HIPAA Business Associate Agreements Explained
Quick Answer
A Business Associate Agreement (BAA) is a legally required contract between a HIPAA covered entity and a business associate that establishes permitted uses and disclosures of PHI, security requirements, and breach notification obligations.
What Is a Business Associate Agreement?
A Business Associate Agreement (BAA) is a legally binding contract required by HIPAA whenever a covered entity shares PHI with a business associate. It defines how the business associate may use and disclose PHI, what safeguards they must implement, and what happens in the event of a breach.
Key Takeaways
- BAAs are legally required before any PHI is shared with a business associate
- Both parties are liable if there's no BAA in place — fines apply to both
- BAAs must include specific HIPAA-mandated provisions (not just any contract language)
- Cloud providers (AWS, GCP, Azure) offer standard BAAs at no additional cost
- BAAs should be reviewed annually and updated when regulations or services change
Required BAA Provisions
HIPAA-Mandated BAA Provisions
- Establish permitted and required uses/disclosures of PHI
- Prohibit use or disclosure of PHI beyond what the contract permits or HIPAA requires
- Require appropriate safeguards to prevent unauthorized use or disclosure
- Require reporting of any security incident or breach to the covered entity
- Require business associate to ensure subcontractors agree to the same restrictions
- Make PHI available to the covered entity to fulfill patient access requests
- Make PHI available for amendment requests
- Make information available to HHS for compliance investigations
- Require return or destruction of PHI at contract termination
- Authorize termination if the business associate violates the agreement
Who Needs a BAA?
| Vendor Type | BAA Required? | Notes |
|---|---|---|
| Cloud hosting (AWS, GCP, Azure) | Yes | All major providers offer standard BAAs |
| EHR / health software vendor | Yes | Core business associate relationship |
| IT support / MSP | Yes, if they access PHI | Even remote access to systems with PHI triggers BAA |
| Billing / coding company | Yes | They process PHI for payment purposes |
| Shredding / destruction company | Yes | They handle PHI during disposal |
| Email service (business plan) | Yes, if used for PHI | Must have BAA before sending PHI via email |
| Phone/internet provider | No (conduit exception) | Merely transmitting data, not accessing content |
| Janitorial / maintenance | No (typically) | Unless they regularly access areas with unsecured PHI |
Common BAA Mistakes
- No BAA at all: Operating without a BAA is a HIPAA violation for both parties. This is the most common and most easily avoidable mistake.
- Using a generic contract: A standard services agreement or NDA is NOT a BAA. BAAs must include specific HIPAA-required provisions.

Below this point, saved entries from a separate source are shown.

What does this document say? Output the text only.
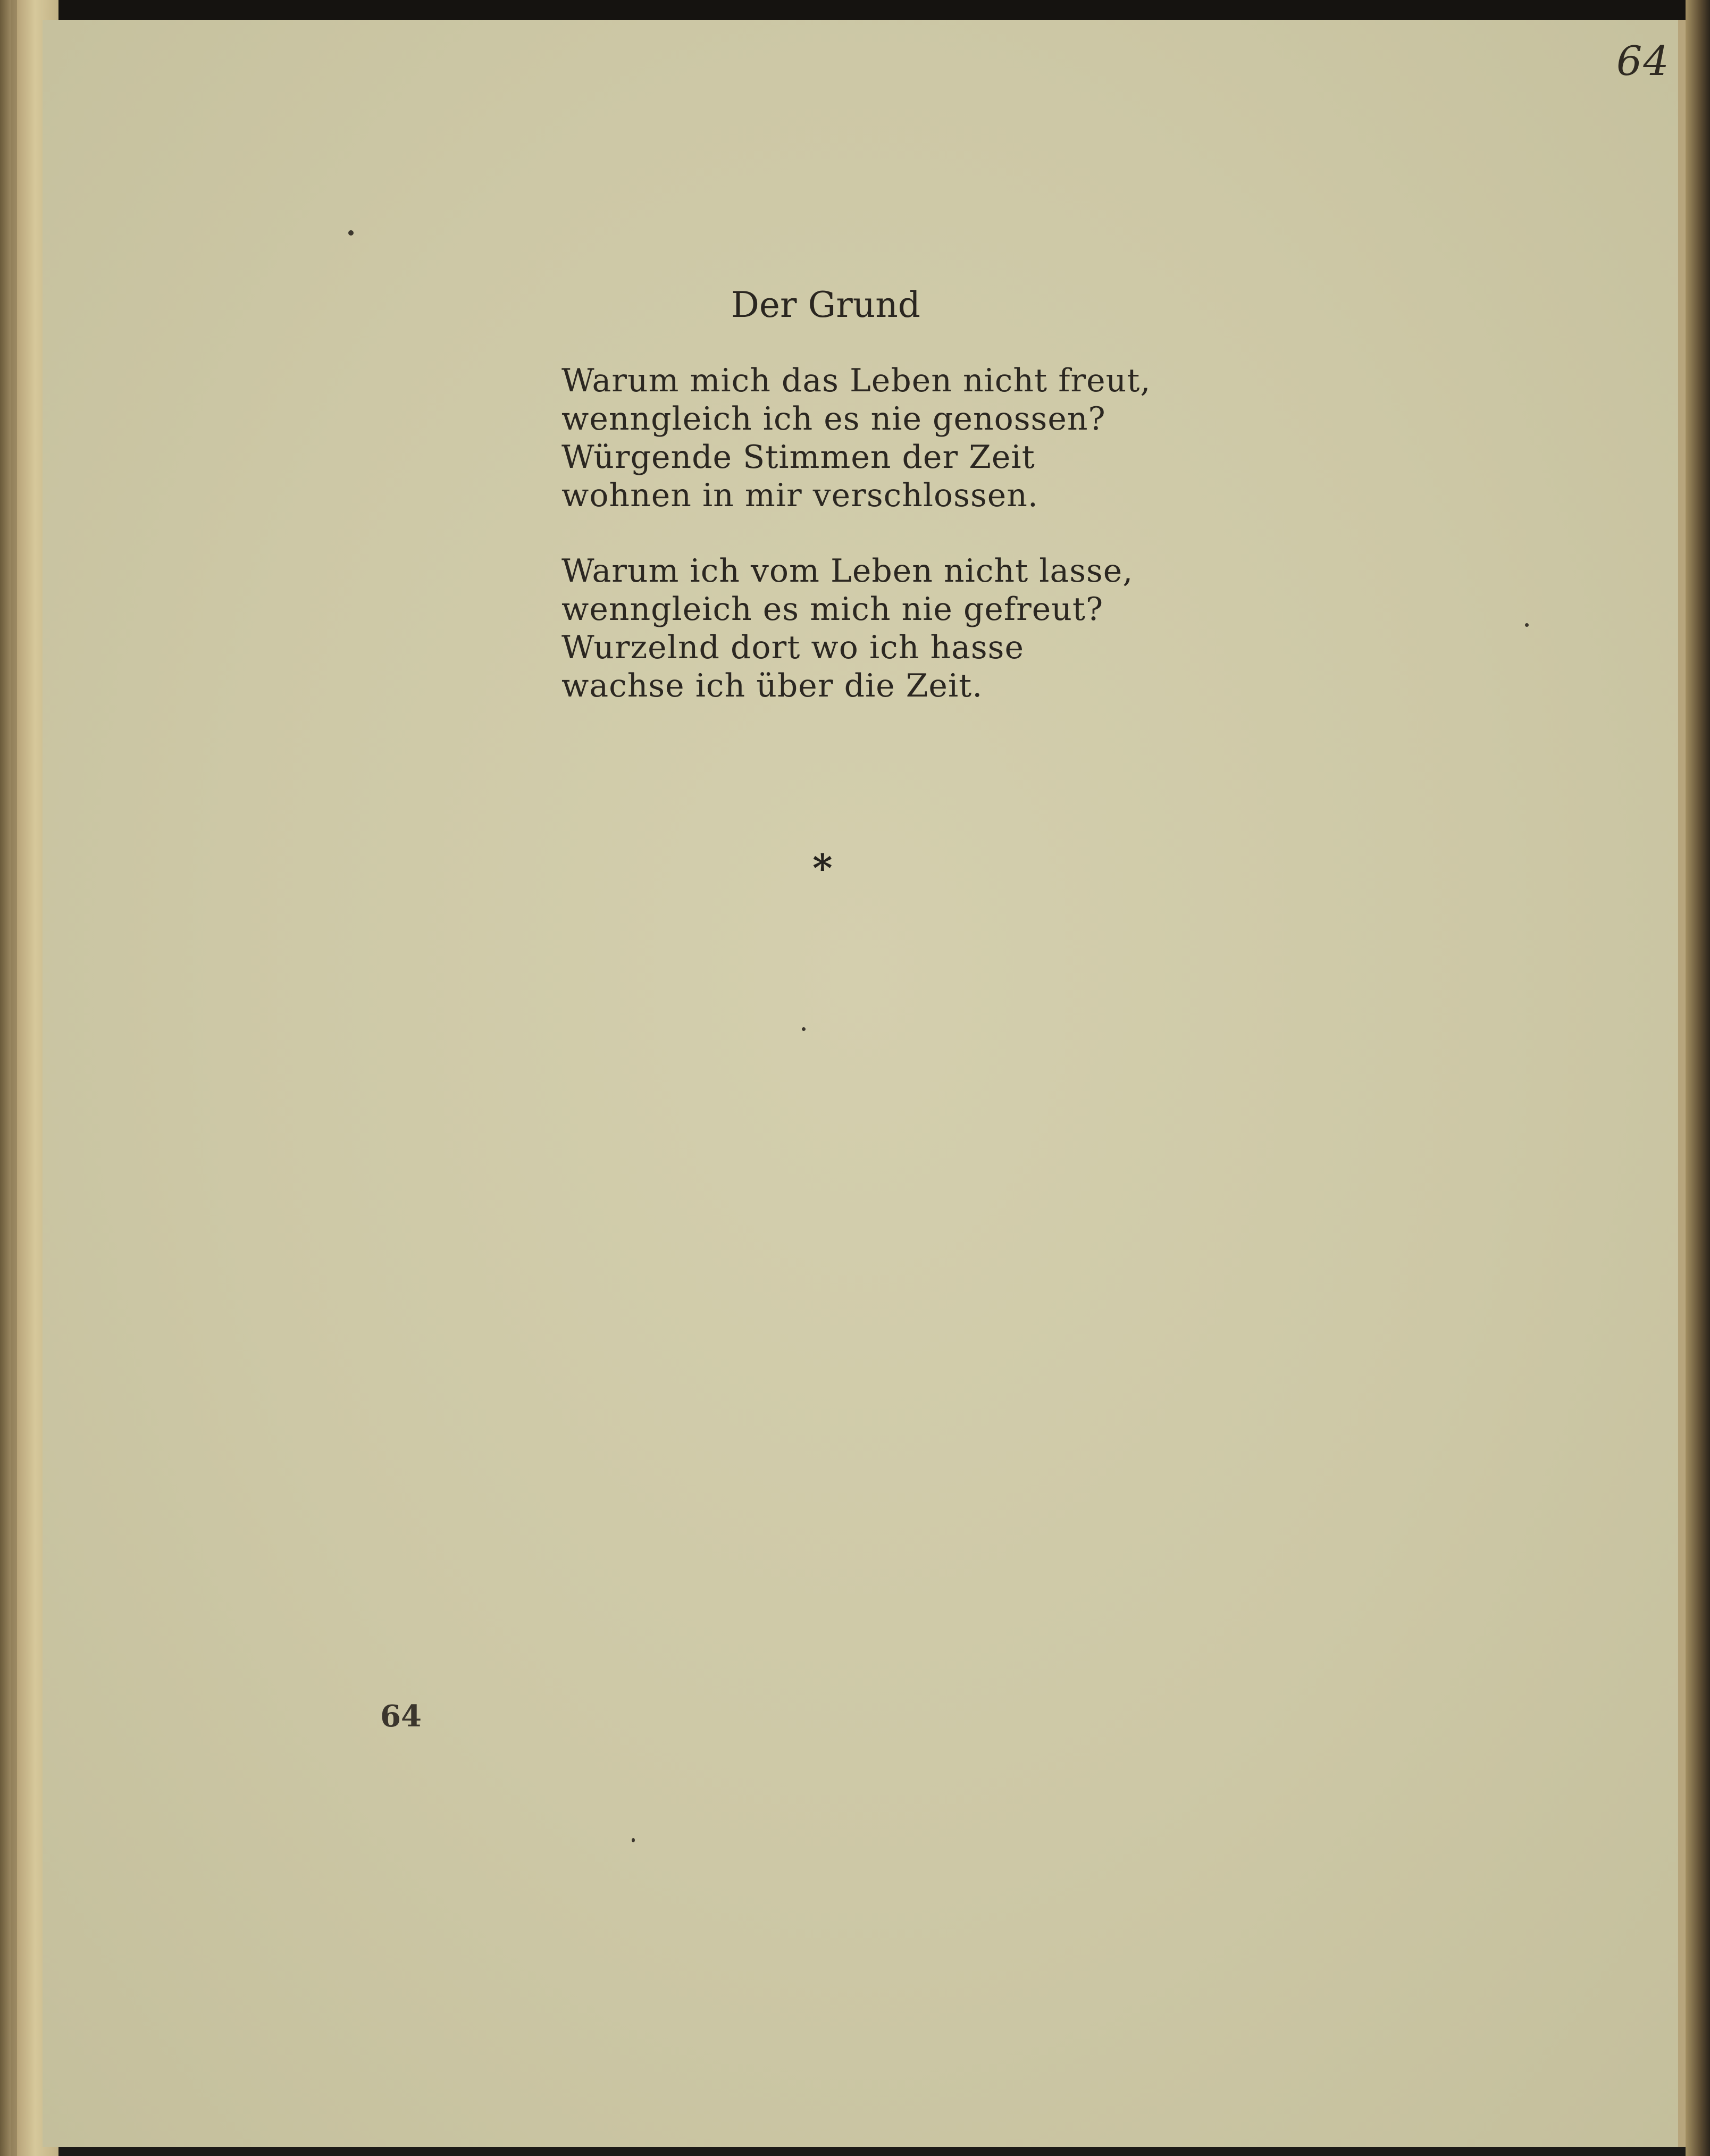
64
Der Grund
Warum mich das Leben nicht freut,
wenngleich ich es nie genossen?
Würgende Stimmen der Zeit
wohnen in mir verschlossen.
Warum ich vom Leben nicht lasse,
wenngleich es mich nie gefreut?
Wurzelnd dort wo ich hasse
wachse ich über die Zeit.
*
64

- Not covering subcontractors: If your business associate uses subcontractors who access PHI, they need downstream BAAs too.
- Never reviewing/updating: BAAs should be reviewed annually and updated when services change, regulations update, or breaches occur.
- No termination provisions: BAAs must address what happens to PHI when the relationship ends (return or destroy).
$0
AWS/GCP/Azure BAA Cost
Major cloud providers offer free BAAs
Annual
Review Frequency
Recommended BAA review cycle
$100K-$1.9M
Penalty Without BAA
Fines for operating without required BAAs
6 years
Retention Period
Keep BAAs for 6 years from termination
✅ Template BAA Sources
HHS provides a sample BAA template on their website. Compliance tools (Vanta, Compliancy Group) include customizable BAA templates. For complex relationships, consider having a healthcare attorney review your BAA. Standard BAAs from major cloud providers (AWS, Google, Azure, Microsoft) are generally well-drafted and accepted by most covered entities.
Can a covered entity be fined for not having BAAs?
Yes. Both the covered entity and the business associate can be fined for operating without a BAA. OCR has issued multiple penalties specifically for failure to execute BAAs — even when no breach occurred.
Does a BAA make a vendor HIPAA compliant?
No. A BAA is a contract that establishes obligations. The vendor must actually implement the safeguards described in the BAA. A BAA without actual compliance is just a piece of paper — and won't protect either party in an OCR investigation.
What happens to PHI when a BAA terminates?
The BAA must specify that the business associate will return or destroy all PHI at termination. If return or destruction isn't feasible, the BA must extend the BAA protections to the retained PHI and limit further uses and disclosures.
Do I need a BAA with every SaaS tool I use?
Only if the tool accesses, stores, or processes PHI. A project management tool that never touches PHI doesn't need a BAA. But if you're storing patient data in a cloud tool, a BAA is required — even if the tool provider doesn't offer one (in which case, you can't use that tool for PHI).